Reference Granularity
The 18 reference files are organized by concern, not by Terraform concept:
| Category | Files | When Loaded |
|---|---|---|
| Primary failure modes | Identity churn, secret exposure, blast radius, CI drift, compliance gates | When that failure mode is diagnosed |
| Structural guidance | Structure/state, module architecture, coding standards | When designing or refactoring |
| Operational references | Migration playbooks, testing matrix, CI delivery, security/governance, quick ops | For specific operational tasks |
| Pattern banks | Good examples, bad examples, neutral examples, do/don't patterns | For review or teaching |
| Integration and meta | MCP integration, token balance rationale | When relevant |
Each file is self-contained. No file depends on another file being loaded simultaneously.
Deep Hierarchy Model
For platform engineering at scale, TerraShark defines a 5-level module hierarchy:
| Level | Role | Scope |
|---|---|---|
| L0 | Primitives | One resource family, strict contract |
| L1 | Composites | Capability units built from primitives |
| L2 | Domain stacks | Bounded business domains |
| L3 | Environment roots | Env-specific wiring and configuration |
| L4 | Org orchestration | Account/project vending and shared policy |
Dependencies flow downward only.
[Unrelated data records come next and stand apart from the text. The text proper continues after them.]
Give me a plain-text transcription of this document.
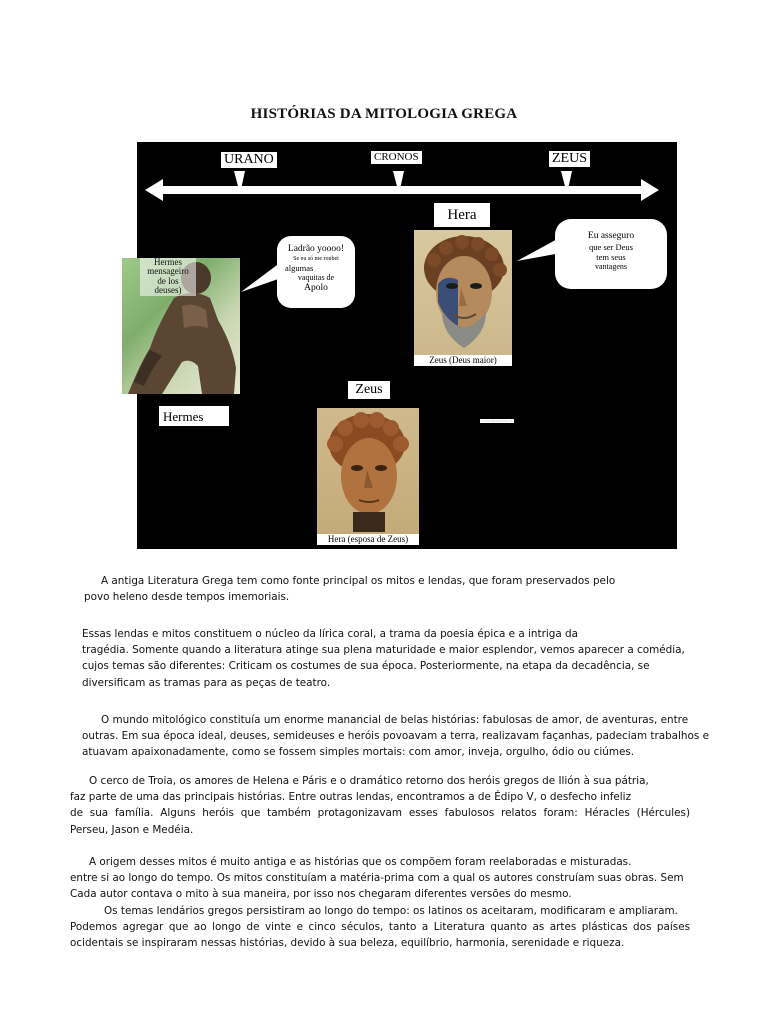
HISTÓRIAS DA MITOLOGIA GREGA
URANO	CRONOS	ZEUS
Hermes
mensageiro
de los
deuses)
Ladrão yoooo!
Se eu só me roubei
algumas
vaquitas de
Apolo
Hera
Zeus (Deus maior)
Eu asseguro
que ser Deus
tem seus
vantagens
Zeus
Hermes	www.spraneZeus.ar
Hera (esposa de Zeus)
A antiga Literatura Grega tem como fonte principal os mitos e lendas, que foram preservados pelo
povo heleno desde tempos imemoriais.
Essas lendas e mitos constituem o núcleo da lírica coral, a trama da poesia épica e a intriga da
tragédia. Somente quando a literatura atinge sua plena maturidade e maior esplendor, vemos aparecer a comédia,
cujos temas são diferentes: Criticam os costumes de sua época. Posteriormente, na etapa da decadência, se
diversificam as tramas para as peças de teatro.
O mundo mitológico constituía um enorme manancial de belas histórias: fabulosas de amor, de aventuras, entre
outras. Em sua época ideal, deuses, semideuses e heróis povoavam a terra, realizavam façanhas, padeciam trabalhos e
atuavam apaixonadamente, como se fossem simples mortais: com amor, inveja, orgulho, ódio ou ciúmes.
O cerco de Troia, os amores de Helena e Páris e o dramático retorno dos heróis gregos de Ilión à sua pátria,
faz parte de uma das principais histórias. Entre outras lendas, encontramos a de Édipo V, o desfecho infeliz
de sua família. Alguns heróis que também protagonizavam esses fabulosos relatos foram: Héracles (Hércules)
Perseu, Jason e Medéia.
A origem desses mitos é muito antiga e as histórias que os compõem foram reelaboradas e misturadas.
entre si ao longo do tempo. Os mitos constituíam a matéria-prima com a qual os autores construíam suas obras. Sem
Cada autor contava o mito à sua maneira, por isso nos chegaram diferentes versões do mesmo.
Os temas lendários gregos persistiram ao longo do tempo: os latinos os aceitaram, modificaram e ampliaram.
Podemos agregar que ao longo de vinte e cinco séculos, tanto a Literatura quanto as artes plásticas dos países
ocidentais se inspiraram nessas histórias, devido à sua beleza, equilíbrio, harmonia, serenidade e riqueza.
Each level owns its state boundary and apply lifecycle.
Content Inclusion Rules
Content enters TerraShark only when at least one condition is met:
- It materially lowers the probability of destructive or non-compliant changes
- It prevents common plan/apply surprises
- It encodes organizational guardrails that general model knowledge cannot infer
Content is excluded when:
- It is generic Terraform/OpenTofu knowledge with low failure impact
- It is provider-specific deep design that belongs in project docs
- It duplicates an existing rule without adding a new decision signal
The Token Experiment
The content in TerraShark was empirically tested, not designed by intuition.
Process
- Started large — broader coverage, more examples, more tutorial material
- Built automated test suite — practical Terraform/OpenTofu task patterns
- Measured baseline quality — correctness, safety, completeness, hallucination rate
- Stripped iteratively — removed sections one at a time, re-running the full test suite
- Measured quality impact — if quality dropped, content was restored; if stable, content was permanently removed
- Converged — continued until every remaining section was load-bearing
What Survived (Models Need Help With)
- Module role boundaries and composition rules
- Migration playbooks (moved blocks, count-to-for_each, imports)
- Native test caveats (set indexing, computed values, mocked providers)
- CI delivery templates (policy checks, artifact integrity, env protection)
- Quick troubleshooting (stuck locks, backend migration, provider auth in CI)
What Was Removed (Models Already Know)
- Generic HCL syntax tutorials
- Provider-specific resource deep dives
- Broad "best practice" prose without failure-mode framing
- Duplicate explanations of concepts covered by multiple rules
Core Design Principle
High signal density. Every line must earn its token cost by preventing a specific failure mode or encoding knowledge the model demonstrably lacks. Content that merely restates what the model already knows is actively harmful — it burns context window space without improving output quality.